1 Eylül 2016 tarihli ihraç kararnamelerinin yarattığı sarsıntı sonrasında, Cumhurbaşkanının talimatı üzerine, Başbakanlık Müsteşarlığı ve Valilikler bünyesinde itiraz büroları oluşturuldu.
Ancak getirilen itiraz hakkının, hukuki bir dayanağı bulunmuyor.
İhraç edilen hakim ve savcılara tanınan itiraz hakkının dayanağı ise 673 sayılı KHK ile sağlanmıştı.
7 Eylül tarihli haberimizde, diğer kamu personeli için de benzer bir düzenleme yapılması çağrısında bulunmamıza rağmen, bir mevzuat düzenlemesi yapılmadan itirazlar alınmaktadır.

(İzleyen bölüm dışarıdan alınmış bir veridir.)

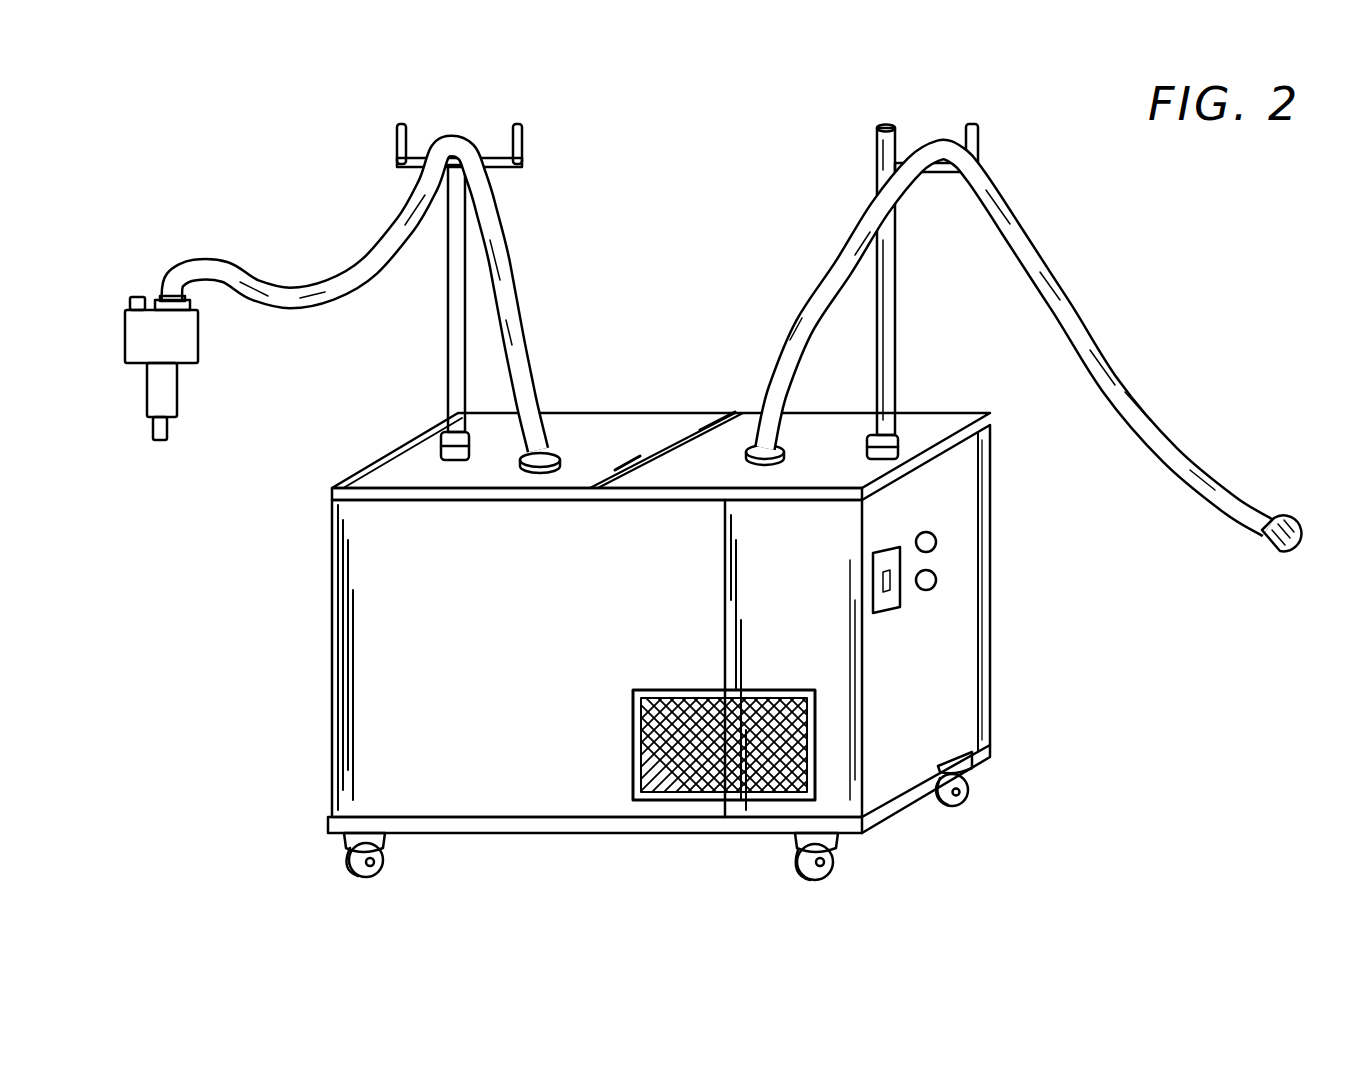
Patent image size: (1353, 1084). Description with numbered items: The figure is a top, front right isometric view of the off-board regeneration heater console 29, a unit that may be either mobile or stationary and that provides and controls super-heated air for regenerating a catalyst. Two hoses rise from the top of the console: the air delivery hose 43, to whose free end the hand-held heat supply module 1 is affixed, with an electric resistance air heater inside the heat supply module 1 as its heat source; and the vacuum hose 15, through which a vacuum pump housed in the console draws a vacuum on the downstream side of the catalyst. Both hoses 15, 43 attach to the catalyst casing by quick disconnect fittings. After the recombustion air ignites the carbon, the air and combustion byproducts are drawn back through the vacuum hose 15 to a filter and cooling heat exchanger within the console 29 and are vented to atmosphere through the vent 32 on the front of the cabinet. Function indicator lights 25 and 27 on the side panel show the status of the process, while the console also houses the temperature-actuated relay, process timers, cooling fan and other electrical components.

The heat supply module 1 is at (132, 333).
The vacuum hose 15 is at (1082, 325).
The function indicator light 25 is at (936, 540).
The function indicator light 27 is at (936, 580).
The regeneration heater console 29 is at (973, 687).
The vent 32 is at (673, 783).
The air delivery hose 43 is at (362, 256).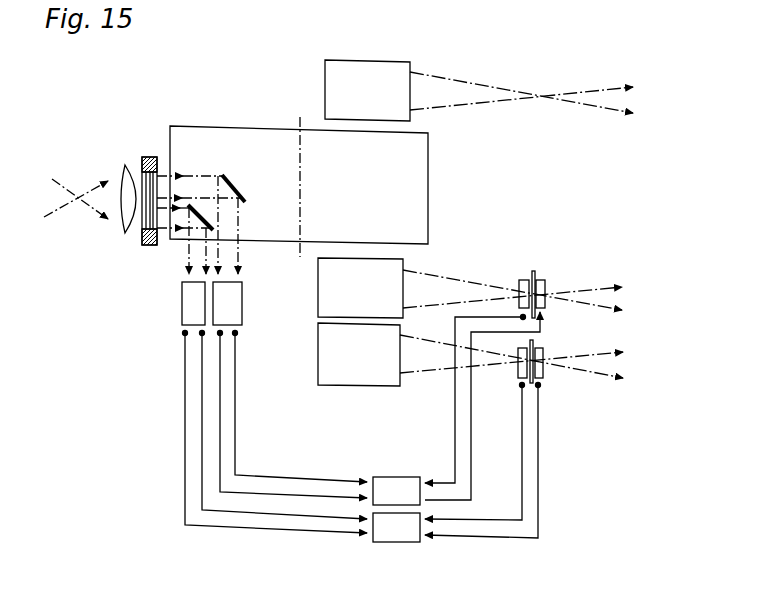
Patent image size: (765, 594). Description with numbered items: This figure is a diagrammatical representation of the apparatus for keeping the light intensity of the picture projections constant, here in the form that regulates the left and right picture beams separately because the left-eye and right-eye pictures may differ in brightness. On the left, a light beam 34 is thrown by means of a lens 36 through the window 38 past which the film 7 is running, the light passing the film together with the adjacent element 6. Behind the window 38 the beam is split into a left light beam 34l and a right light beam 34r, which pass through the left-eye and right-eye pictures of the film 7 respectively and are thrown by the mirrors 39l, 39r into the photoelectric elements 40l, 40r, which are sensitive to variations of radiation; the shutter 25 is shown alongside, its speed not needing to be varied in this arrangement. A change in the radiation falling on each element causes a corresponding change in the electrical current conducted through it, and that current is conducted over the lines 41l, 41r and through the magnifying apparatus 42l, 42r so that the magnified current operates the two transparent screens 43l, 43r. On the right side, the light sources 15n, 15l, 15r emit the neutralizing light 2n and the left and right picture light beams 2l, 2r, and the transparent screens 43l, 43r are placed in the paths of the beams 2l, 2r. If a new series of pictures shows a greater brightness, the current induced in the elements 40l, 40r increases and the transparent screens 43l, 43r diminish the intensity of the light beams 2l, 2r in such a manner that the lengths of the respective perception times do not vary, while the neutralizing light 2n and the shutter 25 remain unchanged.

The light beam 34 is at (72, 199).
The lens 36 is at (125, 233).
The window 38 is at (143, 185).
The film 7 is at (143, 238).
The analyzer 6 is at (153, 246).
The shutter 25 is at (299, 187).
The right mirror 39r is at (192, 204).
The left mirror 39l is at (240, 184).
The right light beam 34r is at (181, 241).
The left light beam 34l is at (240, 225).
The right photoelectric element 40r is at (182, 320).
The left photoelectric element 40l is at (254, 323).
The left magnifying apparatus 42l is at (396, 491).
The right magnifying apparatus 42r is at (396, 527).
The central light source 15n is at (367, 90).
The left light source 15l is at (360, 288).
The right light source 15r is at (359, 354).
The neutralizing light 2n is at (525, 93).
The left light beam 2l is at (520, 291).
The right light beam 2r is at (520, 359).
The left transparent screen 43l is at (535, 273).
The right transparent screen 43r is at (533, 343).
The left control lines 41l is at (471, 432).
The right control lines 41r is at (543, 459).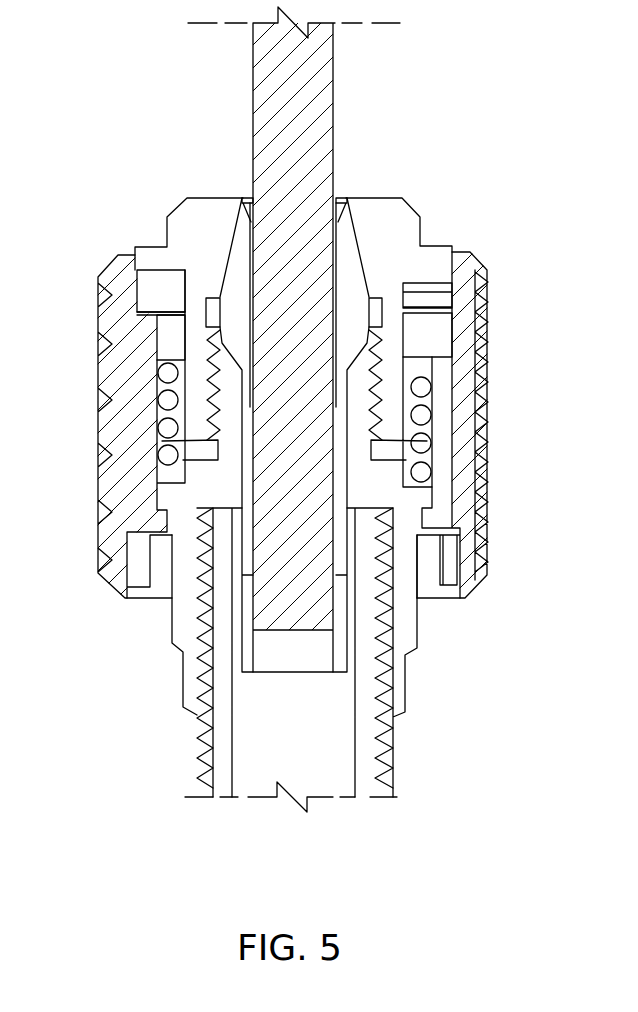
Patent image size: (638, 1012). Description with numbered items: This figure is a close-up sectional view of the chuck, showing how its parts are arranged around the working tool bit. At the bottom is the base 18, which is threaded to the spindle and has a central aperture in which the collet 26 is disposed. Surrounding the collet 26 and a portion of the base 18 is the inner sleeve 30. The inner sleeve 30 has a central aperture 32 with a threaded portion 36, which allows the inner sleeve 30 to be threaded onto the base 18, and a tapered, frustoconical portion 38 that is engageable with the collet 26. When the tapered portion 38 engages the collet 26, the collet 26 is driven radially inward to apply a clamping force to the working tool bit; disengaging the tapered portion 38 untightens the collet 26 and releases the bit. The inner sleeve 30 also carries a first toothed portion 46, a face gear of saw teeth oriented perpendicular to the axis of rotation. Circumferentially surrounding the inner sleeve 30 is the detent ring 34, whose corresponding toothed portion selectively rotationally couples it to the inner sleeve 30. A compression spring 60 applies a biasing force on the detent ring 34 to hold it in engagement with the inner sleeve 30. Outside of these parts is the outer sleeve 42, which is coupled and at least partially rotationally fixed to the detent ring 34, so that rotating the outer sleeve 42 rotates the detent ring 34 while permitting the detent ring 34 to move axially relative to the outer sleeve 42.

The base 18 is at (417, 621).
The collet 26 is at (352, 288).
The inner sleeve 30 is at (428, 252).
The central aperture 32 is at (246, 188).
The detent ring 34 is at (440, 331).
The threaded portion 36 is at (213, 395).
The tapered portion 38 is at (352, 227).
The outer sleeve 42 is at (455, 461).
The first toothed portion 46 is at (440, 293).
The compression spring 60 is at (432, 395).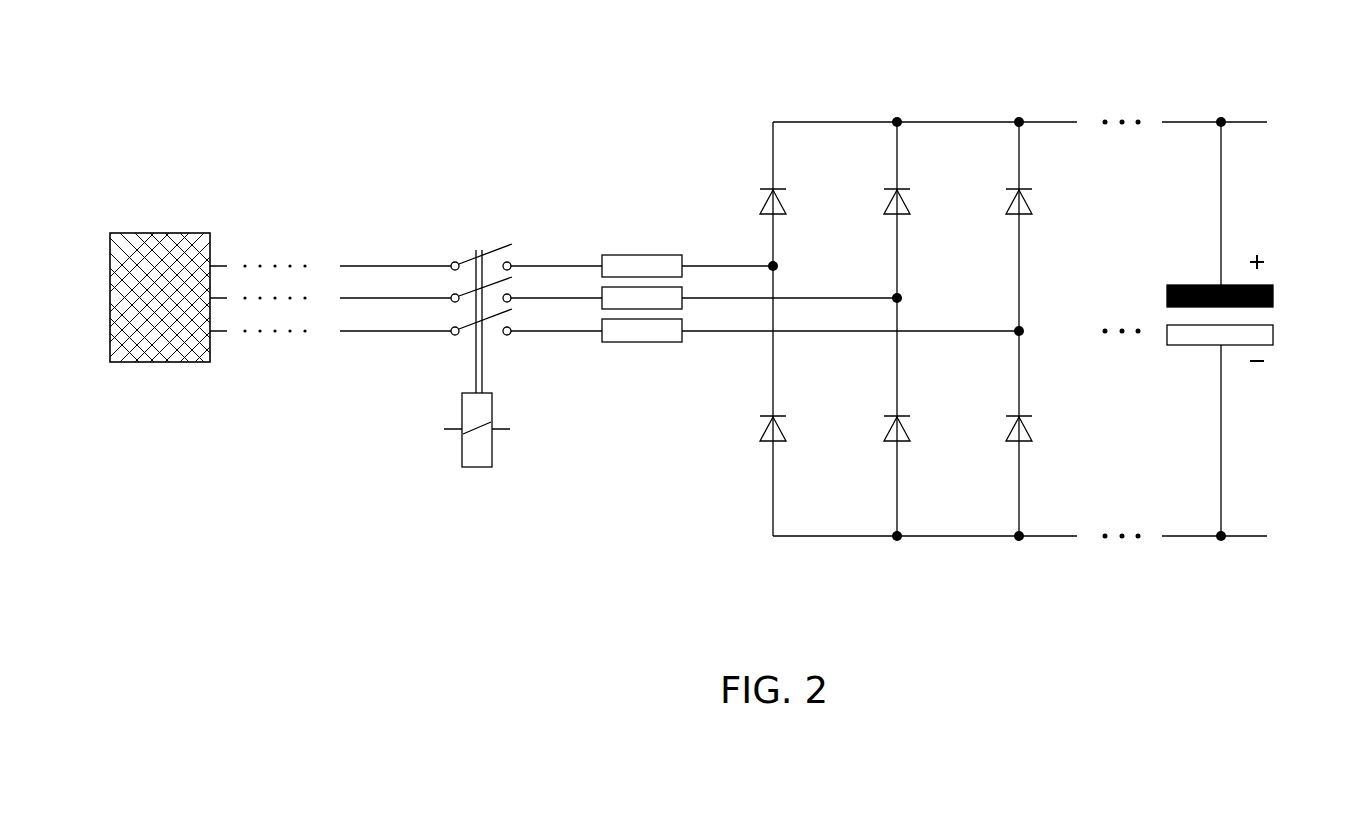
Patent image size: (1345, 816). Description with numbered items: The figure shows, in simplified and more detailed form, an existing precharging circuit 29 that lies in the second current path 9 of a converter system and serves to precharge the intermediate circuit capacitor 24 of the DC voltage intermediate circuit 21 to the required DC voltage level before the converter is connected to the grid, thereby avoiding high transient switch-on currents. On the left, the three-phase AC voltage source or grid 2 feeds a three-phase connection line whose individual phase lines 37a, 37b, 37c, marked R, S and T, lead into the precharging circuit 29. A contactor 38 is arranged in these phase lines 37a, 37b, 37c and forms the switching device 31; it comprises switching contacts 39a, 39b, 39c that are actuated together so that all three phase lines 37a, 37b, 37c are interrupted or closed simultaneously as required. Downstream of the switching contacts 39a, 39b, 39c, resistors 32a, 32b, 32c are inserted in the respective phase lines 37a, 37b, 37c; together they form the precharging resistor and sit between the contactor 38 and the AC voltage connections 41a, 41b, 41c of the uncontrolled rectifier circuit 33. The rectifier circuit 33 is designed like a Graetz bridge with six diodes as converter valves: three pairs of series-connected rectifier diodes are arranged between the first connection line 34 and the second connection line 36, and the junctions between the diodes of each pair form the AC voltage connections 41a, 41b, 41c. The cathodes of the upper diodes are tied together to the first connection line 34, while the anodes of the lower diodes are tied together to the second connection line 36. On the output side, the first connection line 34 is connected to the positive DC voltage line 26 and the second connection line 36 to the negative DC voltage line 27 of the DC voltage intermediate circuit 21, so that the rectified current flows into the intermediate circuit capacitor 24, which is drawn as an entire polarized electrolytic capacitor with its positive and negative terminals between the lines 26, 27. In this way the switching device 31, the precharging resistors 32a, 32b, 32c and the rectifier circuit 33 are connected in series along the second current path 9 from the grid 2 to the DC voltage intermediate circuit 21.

Diğer taraftan, her gün medyadan yapılan çağrılar nedeniyle, neredeyse ihraç edilen 60 bine yakın kamu personelinin tümü itiraz edecek görünmektedir. Bu hengamede kimin gerçekten masum olduğunu kimin ihracı hak ettiğini ayırt etmek çok güç olacaktır. Bu çerçevede, sürecin iyi yönetildiğini söyleyemeyiz.
Bu bağlamda, başlangıçta sadece ihraç edilenlerin başvurusu için söylenmiş olan itiraz hakkı, görevden uzaklaştırılan kamu personeli tarafından da kullanılmaktadır.
Yapılan işlemin bir mevzuat alt yapısı olmadığı için de, Valilikler, görevden uzaklaştırılan personelin de itirazlarını almakta ve Bakanlık merkezlerine göndermektedir.
Dolaysıyla, görevden uzaklaştırılan personelin de itiraz etmesine engel bir husus bulunmamaktadır.